Azerbaijan destroying civil society, protests TI as funding ban forces office closures

Azerbaijan destroying civil society, protests TI as funding ban forces office closures
Azerbaijani President Ilham Aliyev (right), seen at a Davos World Economic Forum session in 2013 with ex-Georgian PM Bidzina Ivanishvili, has been accused of undermining and demolishing civil society in his country. / Remy Steinegger/World Economic Forum.
By bne IntelliNews August 11, 2017

Transparency International (TI) on August 10 accused Azerbaijan of paralysing its civil society after it was forced to close down its two regional offices in the country because of the government’s ban on non-governmental organisations (NGOs) receiving foreign grants.

“The blanket ban on foreign grants has brought the country’s civil society to a halt and has dealt a devastating blow to civic initiatives across the board,” said Rena Safaraliyeva, executive director of Transparency Azerbaijan, protesting that the international corruption watchdog is now left with only a scaled-back Baku office in the South Caucasian country.

The closure of TI’s regional centres follows the shuttering of scores of foreign organisations in Azerbaijan, including the country branch of the Washington, DC-headquartered National Democratic Institute (NDI) and even the local unit of the Organisation for Security and Cooperation in Europe (OSCE). Meanwhile, one of the few news agencies critical of the government that is still allowed to operate in the country, Turan, reported on August 10 that it was being subjected to a fully-fledged tax audit for understating its 2014 profit by $10,000, an allegation it denies.

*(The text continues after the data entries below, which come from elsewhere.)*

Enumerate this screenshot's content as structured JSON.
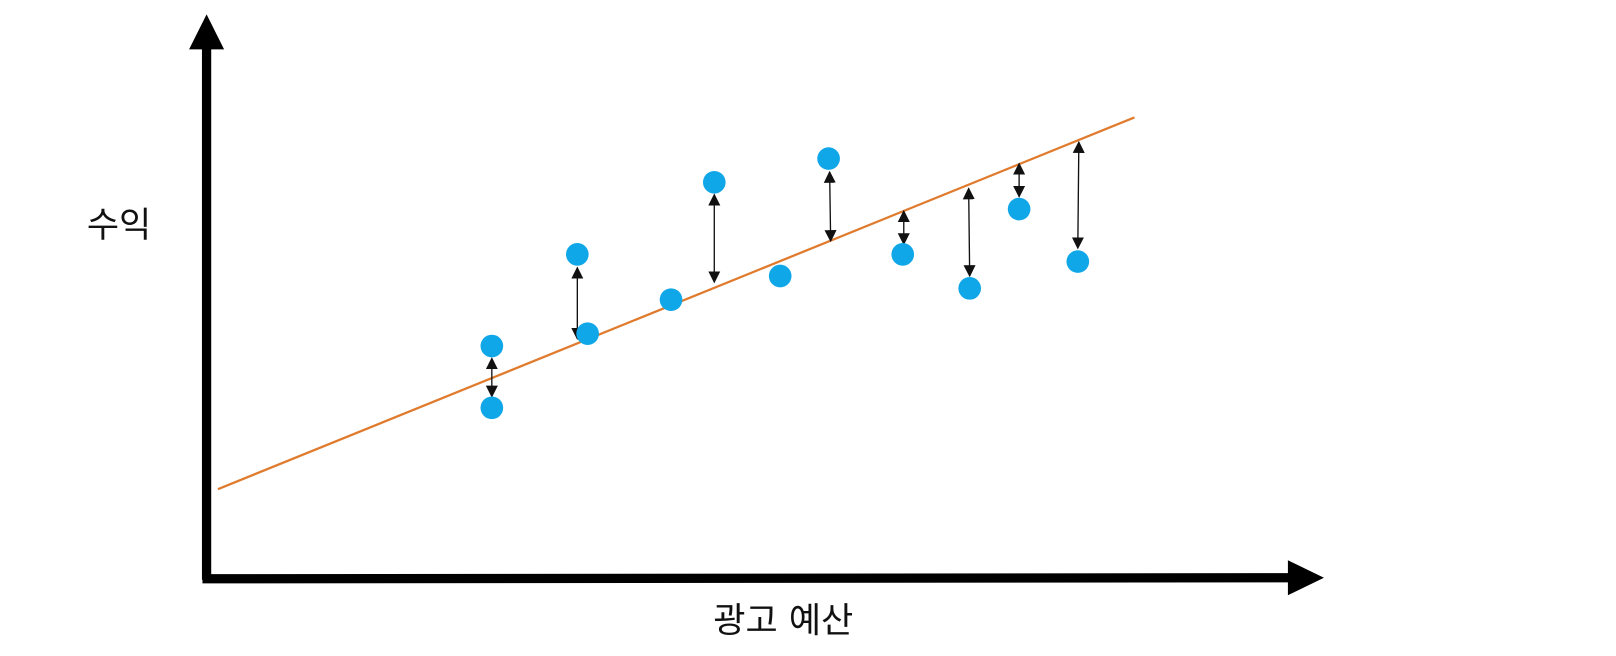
{
  "y_axis": {
    "label": "수익"
  },
  "x_axis": {
    "label": "광고 예산"
  }
}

Transparency Azerbaijan opened its first free legal advice office in Baku, known as an Advocacy and Legal Advice Centre or ALAC, in 2005. It then opened four more centres by 2007, but had to close two after the OSCE scaled back in Azerbaijan at the end of 2013. The remaining three centres - the two ALACs and the centre in the capital - were funded by a new USAID project that started in September 2012. But, with the government refusing to approve an extension of funding that would come from outside the country, the last ALACs are having to close and the Baku centre will only continue in a restricted form. Since 2012 the government has applied restrictive laws that do not allow civil society organisations to accept money from international donors.

‘This should not happen’

In a press release, Berlin-based TI said: “This should not be allowed to happen. Transparency Azerbaijan is a non-partisan organisation, like all Transparency International chapters, with no political affiliations. Its role is to combat corruption and it provides a way for people to speak up. Its work also shows how civil society can help the stated aims of the government to combat corruption.”

The watchdog, founded in 1993, added: “The closing down of space for civil society to operate around the world hurts the most vulnerable in society. The government of Azerbaijan should make changes to legislation to facilitate approval of the grants to civil society, including Transparency Azerbaijan.”

On TI’s Corruption Perceptions Index (CPI) 2016, released in January this year, Azerbaijan ranked 123rd out of 176 assessed countries. It was given a score of 30. The index’s scale runs from 0 (perceived to be highly corrupt) to 100 (perceived to be very clean). Also in January, Human Rights Watch (HRW) concluded that Azerbaijan's government continued its severe crackdown on dissent in 2016, leaving a "wide gap" in the country's once vibrant civil society.

The administration of President Ilham Aliyev has tried to contain the holding of the country’s government to account by jailing scores of journalists, critics and political opponents, driving many more into exile and threatening and harassing their relatives left behind in the country.

Too many violations to list

Baku's human rights violations are too many to list here, but some of the noteworthy recent incidents that have further affected its already poor reputation for human rights are the imprisonment of investigative journalist Khadija Ismayilova, who was only released because human rights lawyer Amal Clooney took on her case, the detention, extradition, trial and sentencing of a Russian-Israeli blogger for travelling to the breakaway region of Nagorno-Karabakh and expressing support for the region's independence and the spy-movie like kidnapping of an Azerbaijani journalist who was living in exile in Georgia but was grabbed and transported back to Azerbaijan.

News agency Turan's online reporting amounts to one of the few remaining critical voices amid the Azerbaijani press, following the ban on five critical outlets in May that included Radio Free Europe, three television channels, including Turan's, and opposition newspaper azadliq.org.